Sensible à cette demande sociale, le gouvernement du Québec a déposé récemment un projet de loi visant à modifier la Loi concernant les soins de fin de vie. S’il est adopté, ce projet de loi :

– ajoutera le handicap neuromoteur grave et incurable aux conditions médicales pouvant donner accès à l’AMM ;

– permettra les demandes anticipées d’AMM pour les personnes ayant reçu le diagnostic d’une maladie neurocognitive qui mènera à l’inaptitude ;

– autorisera les infirmières spécialisées à administrer l’AMM ;

– forcera les maisons et unités de soins palliatifs qui ne le faisaient pas déjà à offrir l’AMM.

Une tendance inquiétante ?

Il est sain de se demander si cette popularité de l’AMM révèle un mal social particulier ou un rapport à la mort trouble. Il est vrai que l’offre chroniquement insuffisante de soins à domicile, de soins de longue durée et de soins palliatifs de qualité peut inciter plusieurs citoyens à considérer sérieusement l’option de l’AMM afin d’éviter de terminer leur vie dans des conditions qu’ils jugeront insatisfaisantes, sinon inacceptables.

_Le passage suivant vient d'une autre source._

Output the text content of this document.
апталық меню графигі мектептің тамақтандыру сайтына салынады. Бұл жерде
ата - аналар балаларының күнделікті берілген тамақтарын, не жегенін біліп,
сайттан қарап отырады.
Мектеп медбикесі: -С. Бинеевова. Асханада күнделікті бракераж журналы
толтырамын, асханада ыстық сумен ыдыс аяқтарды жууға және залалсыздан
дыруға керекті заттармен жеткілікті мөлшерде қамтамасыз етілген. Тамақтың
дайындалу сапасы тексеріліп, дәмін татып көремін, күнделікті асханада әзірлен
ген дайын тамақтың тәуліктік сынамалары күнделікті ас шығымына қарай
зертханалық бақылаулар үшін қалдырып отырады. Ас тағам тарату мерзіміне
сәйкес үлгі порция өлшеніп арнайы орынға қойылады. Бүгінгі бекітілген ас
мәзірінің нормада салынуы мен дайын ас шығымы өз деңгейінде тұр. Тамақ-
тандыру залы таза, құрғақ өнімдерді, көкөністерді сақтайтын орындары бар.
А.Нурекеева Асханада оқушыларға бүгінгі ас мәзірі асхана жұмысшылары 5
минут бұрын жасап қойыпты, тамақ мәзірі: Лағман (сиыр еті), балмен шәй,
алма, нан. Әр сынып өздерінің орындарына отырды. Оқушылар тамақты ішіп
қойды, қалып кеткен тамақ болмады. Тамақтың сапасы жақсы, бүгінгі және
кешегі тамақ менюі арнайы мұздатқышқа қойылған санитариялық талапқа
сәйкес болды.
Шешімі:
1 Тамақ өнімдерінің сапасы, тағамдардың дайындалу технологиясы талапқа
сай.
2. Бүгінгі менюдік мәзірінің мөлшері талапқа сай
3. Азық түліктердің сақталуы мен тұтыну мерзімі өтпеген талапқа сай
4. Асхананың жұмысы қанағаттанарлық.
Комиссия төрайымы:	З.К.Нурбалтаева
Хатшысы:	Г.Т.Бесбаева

Bien que ce phénomène social doive être suivi de près, nous ne croyons pas qu’il témoigne d’un déni de la mort ou d’une non-reconnaissance que la vie humaine inclut le plus souvent une étape ultime marquée par le déclin irréversible des capacités et la dépendance.

Les demandes d’AMM participent d’une volonté de vivre sa fin de vie autant que faire se peut en fonction de ses valeurs, et de demeurer un agent capable d’exercer son autonomie jusqu’à la fin.

La décision de demander l’AMM est généralement précédée d’une discussion, parfois douloureuse, avec les proches. Elle exige également que la personne concernée parle de la mort qu’elle se souhaite avec au moins deux médecins.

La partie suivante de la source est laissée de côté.